Algumas pessoas muito conhecidas por lutarem contra o movimento terrorista que a Hydra apoiava, alguns apenas influentes demais, outros poderosos ou ricos demais. Um mutante, um que ela reconhecia, que o mundo todo sabia quem era e o que ele defendia. Charles Xavier seria um alvo, é claro que sim.

O problema é que Jules sabe que, estando ou não naquela lista, ela também seria um alvo, porque o algoritmo não erraria. Qualquer um com dois neurônios poderia prever que, em um mundo em que a Hydra ainda fosse uma ameaça, Julieta Fawley seria um alvo óbvio.

— Imagina o que esses caras devem saber sobre todo mundo. — Nolan comenta com admiração infantil.
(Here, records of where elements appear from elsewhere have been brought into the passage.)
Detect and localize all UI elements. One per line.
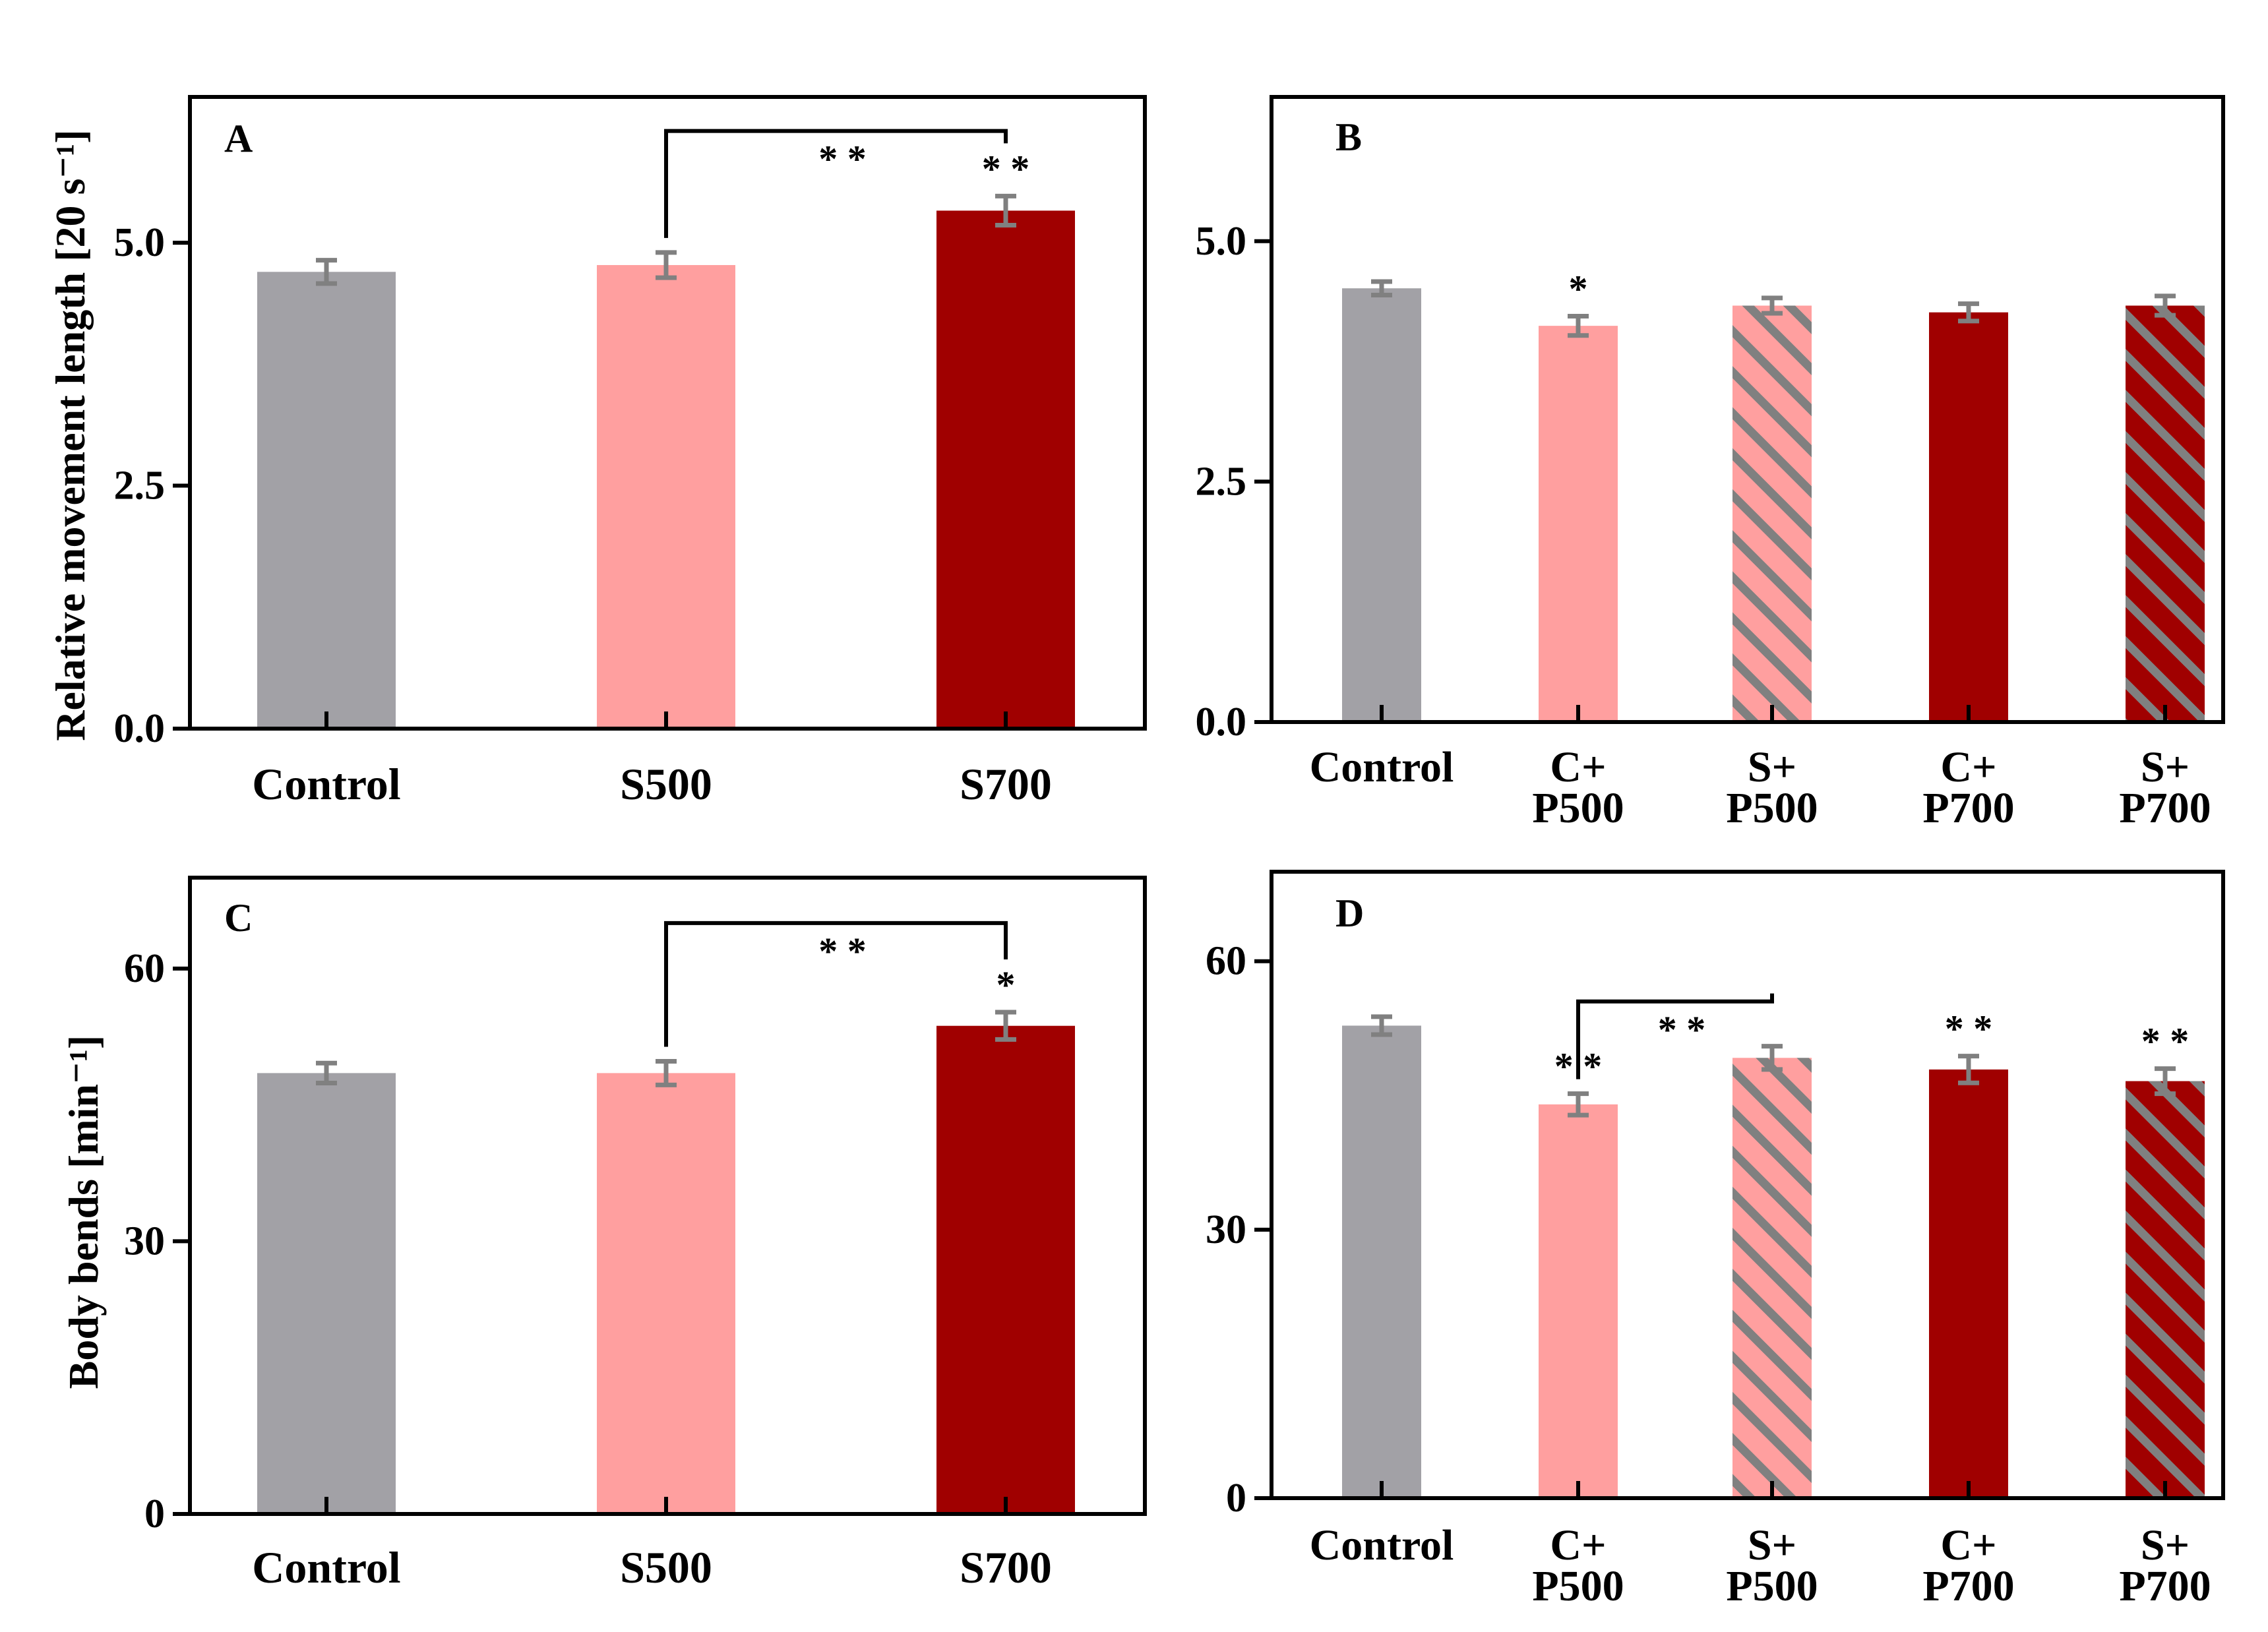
category-label-d-3-line1: P700 — [1922, 1562, 2014, 1610]
y-axis-label-a: Relative movement length [20 s⁻¹] — [47, 129, 94, 740]
category-label-b-4-line1: P700 — [2119, 784, 2211, 832]
bar-b-0 — [1342, 288, 1421, 722]
category-label-c-2: S700 — [960, 1542, 1052, 1592]
y-tick-label-a-0: 0.0 — [114, 706, 166, 751]
significance-mark-a-0: * * — [982, 147, 1030, 190]
bar-d-4 — [2126, 1081, 2205, 1498]
error-bar-c-0 — [316, 1060, 337, 1086]
y-tick-label-b-0: 0.0 — [1196, 700, 1247, 744]
category-label-b-2-line1: P500 — [1726, 784, 1818, 832]
category-label-d-1-line1: P500 — [1532, 1562, 1624, 1610]
comparison-bracket-c-0 — [664, 921, 1008, 1047]
comparison-bracket-a-0 — [664, 129, 1008, 238]
y-tick-label-c-0: 0 — [144, 1492, 165, 1536]
bracket-label-d-0: * * — [1658, 1008, 1706, 1051]
bar-d-3 — [1929, 1069, 2008, 1498]
category-label-b-0: Control — [1310, 743, 1454, 791]
bar-c-0 — [257, 1073, 396, 1514]
category-label-b-1-line1: P500 — [1532, 784, 1624, 832]
y-tick-label-d-2: 60 — [1206, 939, 1246, 984]
significance-mark-d-2: * * — [2141, 1020, 2190, 1063]
bar-d-0 — [1342, 1025, 1421, 1498]
plot-frame-c — [188, 876, 1147, 1516]
error-bar-d-4 — [2155, 1066, 2176, 1097]
y-tick-label-b-1: 2.5 — [1196, 459, 1247, 504]
category-label-d-2-line0: S+ — [1748, 1521, 1796, 1569]
panel-a: Relative movement length [20 s⁻¹] A 0.0 2… — [47, 95, 1147, 809]
y-tick-label-b-2: 5.0 — [1196, 219, 1247, 264]
category-label-d-4-line0: S+ — [2141, 1521, 2190, 1569]
bar-a-1 — [597, 264, 735, 729]
error-bar-b-4 — [2155, 293, 2176, 318]
error-bar-b-2 — [1762, 295, 1783, 316]
plot-frame-a — [188, 95, 1147, 731]
category-label-b-1-line0: C+ — [1550, 743, 1606, 791]
error-bar-d-0 — [1371, 1014, 1392, 1037]
error-bar-c-2 — [995, 1010, 1016, 1042]
y-tick-label-d-1: 30 — [1206, 1207, 1246, 1252]
category-label-a-2: S700 — [960, 759, 1052, 809]
category-label-b-2-line0: S+ — [1748, 743, 1796, 791]
error-bar-a-0 — [316, 258, 337, 286]
error-bar-d-3 — [1958, 1054, 1979, 1085]
bracket-label-c-0: * * — [818, 930, 867, 973]
plot-area-a: 0.0 2.5 5.0 Control S500 S700 * * * * — [114, 129, 1075, 809]
y-tick-label-a-2: 5.0 — [114, 220, 166, 265]
bracket-label-a-0: * * — [818, 138, 867, 181]
category-label-c-1: S500 — [620, 1542, 712, 1592]
error-bar-c-1 — [656, 1058, 677, 1087]
error-bar-a-1 — [656, 250, 677, 280]
category-label-b-4-line0: S+ — [2141, 743, 2190, 791]
category-label-d-1-line0: C+ — [1550, 1521, 1606, 1569]
panel-label-a: A — [224, 117, 253, 160]
y-tick-label-c-2: 60 — [124, 946, 165, 991]
y-tick-label-c-1: 30 — [124, 1219, 165, 1263]
plot-frame-b — [1270, 95, 2225, 724]
bar-b-2 — [1732, 305, 1812, 722]
error-bar-a-2 — [995, 193, 1016, 228]
panel-c: Body bends [min⁻¹] C 0 30 60 Control S500 S70… — [60, 876, 1147, 1592]
bar-c-1 — [597, 1073, 735, 1514]
panel-label-c: C — [224, 896, 253, 940]
category-label-b-3-line1: P700 — [1922, 784, 2014, 832]
significance-mark-c-0: * — [996, 963, 1016, 1006]
error-bar-d-2 — [1762, 1044, 1783, 1072]
plot-area-c: 0 30 60 Control S500 S700 * * * — [124, 921, 1075, 1592]
y-axis-label-c: Body bends [min⁻¹] — [60, 1035, 107, 1389]
error-bar-b-1 — [1568, 314, 1589, 338]
bar-a-2 — [936, 210, 1075, 729]
y-tick-label-a-1: 2.5 — [114, 464, 166, 508]
error-bar-b-0 — [1371, 279, 1392, 297]
y-tick-label-d-0: 0 — [1226, 1476, 1246, 1521]
bar-c-2 — [936, 1025, 1075, 1514]
panel-label-d: D — [1335, 892, 1364, 935]
category-label-b-3-line0: C+ — [1940, 743, 1996, 791]
error-bar-b-3 — [1958, 301, 1979, 324]
bar-d-1 — [1539, 1104, 1618, 1498]
bar-a-0 — [257, 272, 396, 729]
significance-mark-b-0: * — [1569, 268, 1588, 311]
bar-b-3 — [1929, 312, 2008, 722]
category-label-a-0: Control — [252, 759, 400, 809]
plot-frame-d — [1270, 870, 2225, 1500]
error-bar-d-1 — [1568, 1091, 1589, 1118]
comparison-bracket-d-0 — [1576, 993, 1774, 1079]
category-label-d-4-line1: P700 — [2119, 1562, 2211, 1610]
category-label-d-2-line1: P500 — [1726, 1562, 1818, 1610]
significance-mark-d-1: * * — [1945, 1008, 1993, 1050]
bar-b-4 — [2126, 305, 2205, 722]
category-label-c-0: Control — [252, 1542, 400, 1592]
bar-b-1 — [1539, 326, 1618, 722]
category-label-d-0: Control — [1310, 1521, 1454, 1569]
panel-label-b: B — [1335, 115, 1362, 159]
category-label-d-3-line0: C+ — [1940, 1521, 1996, 1569]
category-label-a-1: S500 — [620, 759, 712, 809]
bar-d-2 — [1732, 1058, 1812, 1498]
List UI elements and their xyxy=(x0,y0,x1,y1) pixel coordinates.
Jules pisca suavemente, afastando seus próprios pensamentos sombrios.

— Chega disso. — Ela alcança o controle para desligar a televisão, e ignora os lamentos de Nolan. — Vá buscar sua mochila, tenho dez minutos pra te deixar na escola.

— Mas eu queria saber o resto. — Ele resmunga, recebendo nada além de um olhar fixo, que apenas o faz se levantar e sair da sala para pegar suas coisas. — Poxa...

Jules também ignora a chuva de drama que seu irmão começa a murmurar depois disso, e tudo o que lhe resta é uma visão turva, sua mente zonza indo e voltando em todas as coisas que aconteceram nas últimas 48 horas.

Quais as chances de qualquer uma dessas coisas estar interligada, ela não tem certeza se quer saber a resposta.